Jessica M. Ortiz Morales
Departamento de Psicología
Facultad de Ciencias Sociales, UPR RP
Quería ser notada. Tocada. Si había tiempo, amada. Y si tenía suerte, que se repitiera el proceso cuantas veces fuese necesario.
No estaba segura cómo se le habían metido esas ideas en la cabeza. Quizás cuando se está mucho tiempo en el mismo lugar, las ideas surgen y ya. “Quiero que me miren y me toquen. Que me prendan y me soplen. Quiero que me amen, y me quieran. Por lo menos, que me quieran”, recordaba.
La tienda abría exactamente a las ocho de la mañana. Aunque eran pocos los clientes que compraban a esa hora, el dueño no podía desligarse de su rutina. Se laboraba de 8:00 a.m. a 6:50 p.m., de lunes a domingo. Ni un minuto más, ni un minuto menos. Para ella, las mañanas eran una tortura. El dueño corría por los pasillos haciendo inventario; mojando su dedo índice con su lengua cada vez que le tocaba pasar la página. Las tardes, ni se digan. Clientes sudados y distraídos, manoseaban la mercancía para terminar comprando nada. Las noches, en cambio, eran fúnebres, amargas. No sabía cómo lograba soportarlas. Pasillos oscuros, vacíos y una peste a humedad. Una rutina que detestaba continuar.
Siempre que le era posible, lo observaba. Tomaba café cinco veces al día. Sujetaba la taza con su mano izquierda, y el manual del inventario con la derecha.
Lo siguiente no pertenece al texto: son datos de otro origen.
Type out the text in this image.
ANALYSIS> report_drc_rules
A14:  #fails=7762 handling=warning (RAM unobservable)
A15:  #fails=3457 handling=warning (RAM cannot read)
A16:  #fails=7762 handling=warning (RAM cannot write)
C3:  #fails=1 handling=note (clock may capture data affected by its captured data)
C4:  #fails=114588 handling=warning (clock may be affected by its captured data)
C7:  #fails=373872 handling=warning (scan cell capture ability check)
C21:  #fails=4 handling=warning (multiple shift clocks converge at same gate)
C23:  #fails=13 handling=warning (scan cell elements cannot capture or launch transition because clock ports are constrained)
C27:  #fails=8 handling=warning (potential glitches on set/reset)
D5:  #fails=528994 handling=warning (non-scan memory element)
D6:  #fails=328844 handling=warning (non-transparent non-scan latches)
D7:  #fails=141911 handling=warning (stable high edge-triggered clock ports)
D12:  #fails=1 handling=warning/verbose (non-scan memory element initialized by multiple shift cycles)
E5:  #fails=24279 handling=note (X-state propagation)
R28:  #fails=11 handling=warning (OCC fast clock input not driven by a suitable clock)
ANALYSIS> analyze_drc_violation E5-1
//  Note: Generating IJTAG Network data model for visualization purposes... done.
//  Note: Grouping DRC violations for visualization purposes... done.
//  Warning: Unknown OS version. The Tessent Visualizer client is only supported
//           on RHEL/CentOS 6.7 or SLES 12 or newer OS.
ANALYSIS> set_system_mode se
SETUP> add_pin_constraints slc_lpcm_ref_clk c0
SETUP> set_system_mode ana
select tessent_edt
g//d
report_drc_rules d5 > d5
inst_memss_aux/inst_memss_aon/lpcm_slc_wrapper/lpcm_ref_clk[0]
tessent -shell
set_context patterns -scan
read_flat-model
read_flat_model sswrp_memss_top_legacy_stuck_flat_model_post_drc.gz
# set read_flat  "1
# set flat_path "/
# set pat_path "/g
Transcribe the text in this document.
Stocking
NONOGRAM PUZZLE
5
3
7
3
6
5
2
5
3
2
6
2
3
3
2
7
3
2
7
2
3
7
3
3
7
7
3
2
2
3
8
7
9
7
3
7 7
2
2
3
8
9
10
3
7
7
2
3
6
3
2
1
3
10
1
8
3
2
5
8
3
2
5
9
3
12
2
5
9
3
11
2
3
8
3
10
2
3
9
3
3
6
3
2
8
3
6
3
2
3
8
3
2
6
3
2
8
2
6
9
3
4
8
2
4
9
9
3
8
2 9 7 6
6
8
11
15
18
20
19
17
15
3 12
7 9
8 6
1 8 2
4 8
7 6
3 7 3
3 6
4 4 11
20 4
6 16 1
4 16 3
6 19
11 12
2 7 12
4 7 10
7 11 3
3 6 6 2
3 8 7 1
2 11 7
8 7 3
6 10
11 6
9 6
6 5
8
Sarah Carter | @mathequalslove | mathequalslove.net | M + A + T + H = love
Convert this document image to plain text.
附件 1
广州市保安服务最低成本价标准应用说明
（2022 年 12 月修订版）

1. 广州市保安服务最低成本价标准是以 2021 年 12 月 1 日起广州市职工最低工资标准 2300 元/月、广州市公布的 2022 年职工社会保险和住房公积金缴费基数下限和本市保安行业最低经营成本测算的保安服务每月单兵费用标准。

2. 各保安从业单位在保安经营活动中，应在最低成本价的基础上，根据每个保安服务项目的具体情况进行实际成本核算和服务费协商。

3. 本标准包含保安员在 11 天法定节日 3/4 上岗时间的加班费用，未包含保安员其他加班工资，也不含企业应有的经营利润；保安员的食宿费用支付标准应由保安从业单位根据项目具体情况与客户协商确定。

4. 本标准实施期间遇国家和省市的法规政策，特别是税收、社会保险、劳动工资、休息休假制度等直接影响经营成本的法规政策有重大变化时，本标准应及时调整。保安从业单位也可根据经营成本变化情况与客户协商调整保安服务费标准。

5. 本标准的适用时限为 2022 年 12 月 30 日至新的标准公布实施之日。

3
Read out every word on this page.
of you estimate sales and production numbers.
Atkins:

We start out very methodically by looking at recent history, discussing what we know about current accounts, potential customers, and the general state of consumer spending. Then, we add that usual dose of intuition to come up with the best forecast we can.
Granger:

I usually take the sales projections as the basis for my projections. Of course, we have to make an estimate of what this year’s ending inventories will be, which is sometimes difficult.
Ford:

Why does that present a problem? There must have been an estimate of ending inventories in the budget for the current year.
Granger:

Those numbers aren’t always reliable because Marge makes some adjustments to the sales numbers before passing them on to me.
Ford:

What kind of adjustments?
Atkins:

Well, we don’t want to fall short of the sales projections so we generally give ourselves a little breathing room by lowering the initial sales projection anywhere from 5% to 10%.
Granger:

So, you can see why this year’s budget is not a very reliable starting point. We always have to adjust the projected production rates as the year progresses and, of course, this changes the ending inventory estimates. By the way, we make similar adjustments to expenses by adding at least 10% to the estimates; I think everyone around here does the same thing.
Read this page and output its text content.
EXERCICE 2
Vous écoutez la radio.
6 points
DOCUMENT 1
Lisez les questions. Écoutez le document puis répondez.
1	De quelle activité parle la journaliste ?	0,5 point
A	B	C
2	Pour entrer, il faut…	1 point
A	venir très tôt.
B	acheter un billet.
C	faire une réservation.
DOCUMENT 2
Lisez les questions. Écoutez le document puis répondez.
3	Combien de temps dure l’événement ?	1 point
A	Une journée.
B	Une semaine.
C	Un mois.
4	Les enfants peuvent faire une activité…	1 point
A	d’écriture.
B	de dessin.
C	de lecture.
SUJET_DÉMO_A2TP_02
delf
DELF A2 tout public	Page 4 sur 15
La afición por el dueño de la tienda había comenzado hacía unos meses. Fue de las afortunadas. Una mañana de inventario, el hombre extrajo de la caja un sinnúmero de velas y gorros de cumpleaños. Protegida por el plástico, sintió el desliz de unos dedos rozando su mecha. Era la primera vez que alguien la tocaba allí. Una piquiña fugaz corrió por su tallo y desde entonces, no ha logrado sentir cosa igual. Se pasa las horas deseando ser notada nuevamente por el dueño, o algún cliente; queriendo sentir más tacto, menos plástico y humedad; deseando ser mucho más que mercancía de vitrina.
Por fortuna, la suerte tocó a su puerta una tarde ordinaria. El reloj estaba a punto de marcar las seis y cincuenta, cuando vio un carro aparcarse en la tienda. Un chico en gabán se asomó a la caja. Apresurado, preguntó: “¿Me podría pasar la vela de la vitrina, por favor?”. El dueño la tocó por última vez, y se la entregó al hombre del gabán. El joven la colocó en el bolsillo izquierdo y condujo hacia su destino afortunado: de caja a vitrina, de vitrina a manos, de manos a un carro, y de un carro a la recepción.
Muebles y vinos la rodeaban. A lo lejos, algarabía se escuchaba. El chico la sacó de su bolsillo izquierdo y pegó sus labios en su bolsa de plástico con el fin del liberarla. Su saliva contaminó ligeramente la cera de la vela, pero no la incomodó. La tocó sutilmente con el pulgar y el índice, y la colocó en el bizcocho. Su tallo se revolcaba en la crema del pastel junto a las otras velas. Reconocía el ambiente y no podía esconder su emoción. Pronto su pabilo se encendería, y algún afortunado o afortunada la soplaría.
Pasaron al salón de fiestas. Todos cantaban en unísono la canción de cumpleaños. El chico sacó el encendedor de su bolsillo derecho. Era la tercera vela en turno, pero no se podía contener. Los nervios la incitaban, y el calor también.
El hombre acercó el mechero a la segunda vela. Pronto le tocaría a ella. “¡Qué los cumpla feliz! ¡Qué los cumpla feliz! Que los cumpla, que los cumpla, que los cumpla...—El mechero por fin la rozaba; una piquiña corrió por su tallo hasta que caldeó. Ahora brillaba—...feliz”.
Observó los labios de Thalía. Próximamente, la soplarían. La emoción era tanta que se desequilibró. Cayó sobre el antebrazo de la cantante, derramándole cera y dejándole cicatrices prematuras. En el impacto, se apagó y cayó al suelo.
Los invitados corrieron hacia Thalía para ver cómo estaba. La cumpleañera decidió culminar su fiesta, olvidando completamente a la velita; negándole su deseo. En vez de soplos, la vela recibió balazos de suelas y tacones. El tacto humano la fracturó. El vacío, la humedad y la oscuridad la acompañaban nuevamente.
Había sido olvidada, y qué bien se sentía.